Observations anonymes
Quelle est la sanction de la non-signification de l'opposition au Greffier de la juridiction qui a rendu la décision d'injonction de payer par l'opposant ?
En déclarant irrecevable l'opposition pour cause de déchéance, la Cour d'Appel a confirmé le jugement querellé.
En effet, selon la Cour, les opposants ont méconnu les dispositions pertinentes de l'article 11 de l'Acte uniforme portant procédures simplifiées de recouvrement et des voies d'exécution, en ce que l'acte d'opposition a été entrepris d'une part dans des exploits séparés, et, d'autre part, à une date excédant le délai légal imparti.
L'inobservation de cette obligation étant sanctionnée par la déchéance, l'action engagée par l'opposant ne peut être déclarée recevable. (Contra-T.P.I. Gagnoa, jugement n° 08 du 20 janvier 2000,Ohadata.J-02-102).
Ce qu'il faut relever, c'est que le Greffier en chef de la juridiction qui a rendu l'ordonnance a été visé dans l'exploit d'opposition. Mais aucune notification ne lui a été adressée.
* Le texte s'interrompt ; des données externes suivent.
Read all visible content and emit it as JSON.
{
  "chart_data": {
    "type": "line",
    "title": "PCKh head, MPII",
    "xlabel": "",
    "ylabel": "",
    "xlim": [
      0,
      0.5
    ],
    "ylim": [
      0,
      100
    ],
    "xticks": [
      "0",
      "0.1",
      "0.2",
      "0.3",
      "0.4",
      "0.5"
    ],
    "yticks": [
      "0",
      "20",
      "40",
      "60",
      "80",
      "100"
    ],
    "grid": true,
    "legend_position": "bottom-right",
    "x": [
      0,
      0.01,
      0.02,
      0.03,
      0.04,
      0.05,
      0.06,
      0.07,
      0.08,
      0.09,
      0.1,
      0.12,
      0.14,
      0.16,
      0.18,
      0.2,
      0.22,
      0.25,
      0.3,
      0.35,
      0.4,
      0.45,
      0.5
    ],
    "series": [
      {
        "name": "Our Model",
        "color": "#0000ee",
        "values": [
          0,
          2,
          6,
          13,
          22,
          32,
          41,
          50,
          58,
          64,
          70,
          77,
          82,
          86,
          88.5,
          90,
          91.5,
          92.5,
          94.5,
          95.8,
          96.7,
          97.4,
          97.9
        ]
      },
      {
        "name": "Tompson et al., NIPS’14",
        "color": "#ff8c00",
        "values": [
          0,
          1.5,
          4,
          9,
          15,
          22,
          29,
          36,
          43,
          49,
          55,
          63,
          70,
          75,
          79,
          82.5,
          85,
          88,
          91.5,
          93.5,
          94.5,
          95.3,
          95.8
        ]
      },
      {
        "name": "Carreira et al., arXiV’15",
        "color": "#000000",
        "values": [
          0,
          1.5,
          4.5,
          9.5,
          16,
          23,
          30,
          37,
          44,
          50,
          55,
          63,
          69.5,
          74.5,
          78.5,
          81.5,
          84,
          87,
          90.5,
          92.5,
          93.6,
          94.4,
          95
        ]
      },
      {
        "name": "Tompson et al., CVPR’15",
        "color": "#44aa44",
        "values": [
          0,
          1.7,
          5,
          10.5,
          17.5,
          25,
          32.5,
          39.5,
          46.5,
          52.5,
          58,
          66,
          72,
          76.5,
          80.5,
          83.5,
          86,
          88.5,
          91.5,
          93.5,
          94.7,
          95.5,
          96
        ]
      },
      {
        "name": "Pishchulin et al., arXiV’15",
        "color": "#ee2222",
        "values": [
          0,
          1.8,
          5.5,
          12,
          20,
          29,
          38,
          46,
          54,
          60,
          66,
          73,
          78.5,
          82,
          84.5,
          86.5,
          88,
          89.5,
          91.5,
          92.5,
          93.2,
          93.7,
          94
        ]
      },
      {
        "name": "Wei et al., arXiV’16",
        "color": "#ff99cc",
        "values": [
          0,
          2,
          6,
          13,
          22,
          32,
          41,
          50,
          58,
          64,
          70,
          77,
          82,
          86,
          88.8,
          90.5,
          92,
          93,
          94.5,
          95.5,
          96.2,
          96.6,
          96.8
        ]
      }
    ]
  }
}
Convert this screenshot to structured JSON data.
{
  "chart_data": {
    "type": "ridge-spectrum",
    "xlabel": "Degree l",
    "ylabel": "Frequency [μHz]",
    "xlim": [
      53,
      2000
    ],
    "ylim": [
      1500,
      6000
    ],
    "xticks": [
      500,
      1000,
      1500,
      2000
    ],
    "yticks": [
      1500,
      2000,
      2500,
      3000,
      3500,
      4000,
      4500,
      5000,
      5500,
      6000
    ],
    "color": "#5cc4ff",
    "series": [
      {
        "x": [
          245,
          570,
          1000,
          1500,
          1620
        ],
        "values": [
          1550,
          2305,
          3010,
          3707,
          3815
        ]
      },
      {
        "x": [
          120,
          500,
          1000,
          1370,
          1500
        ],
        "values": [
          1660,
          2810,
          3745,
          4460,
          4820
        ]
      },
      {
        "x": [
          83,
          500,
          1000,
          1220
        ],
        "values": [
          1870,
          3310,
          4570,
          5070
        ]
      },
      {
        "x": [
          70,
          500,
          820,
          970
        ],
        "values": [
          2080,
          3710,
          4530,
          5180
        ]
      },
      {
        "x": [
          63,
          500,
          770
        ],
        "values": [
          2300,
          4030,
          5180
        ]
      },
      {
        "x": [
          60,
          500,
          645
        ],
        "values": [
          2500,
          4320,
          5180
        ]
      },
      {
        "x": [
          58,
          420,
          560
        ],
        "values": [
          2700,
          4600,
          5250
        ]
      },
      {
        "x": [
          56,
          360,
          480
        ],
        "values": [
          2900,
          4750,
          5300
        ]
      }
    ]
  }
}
C'est dire que les opposants n'ont pas respecté leur obligation, comme le prévoit l'article 11 de l'Acte uniforme.
La sanction prévue par le législateur OHADA est salutaire, car elle permet d'éviter le dilatoire de la part du débiteur de mauvaise foi, tenté d'abuser des voies de recours édictées (cf. dans ce sens, BROU Kouakou Mathurin, La procédure d’injonction de payer en droit ivoirien : l’apport du droit OHADA, Revue de la recherche juridique. Droit prospectif. Presses universitaires d’Aix-Marseille, 2001-2, p. 1153).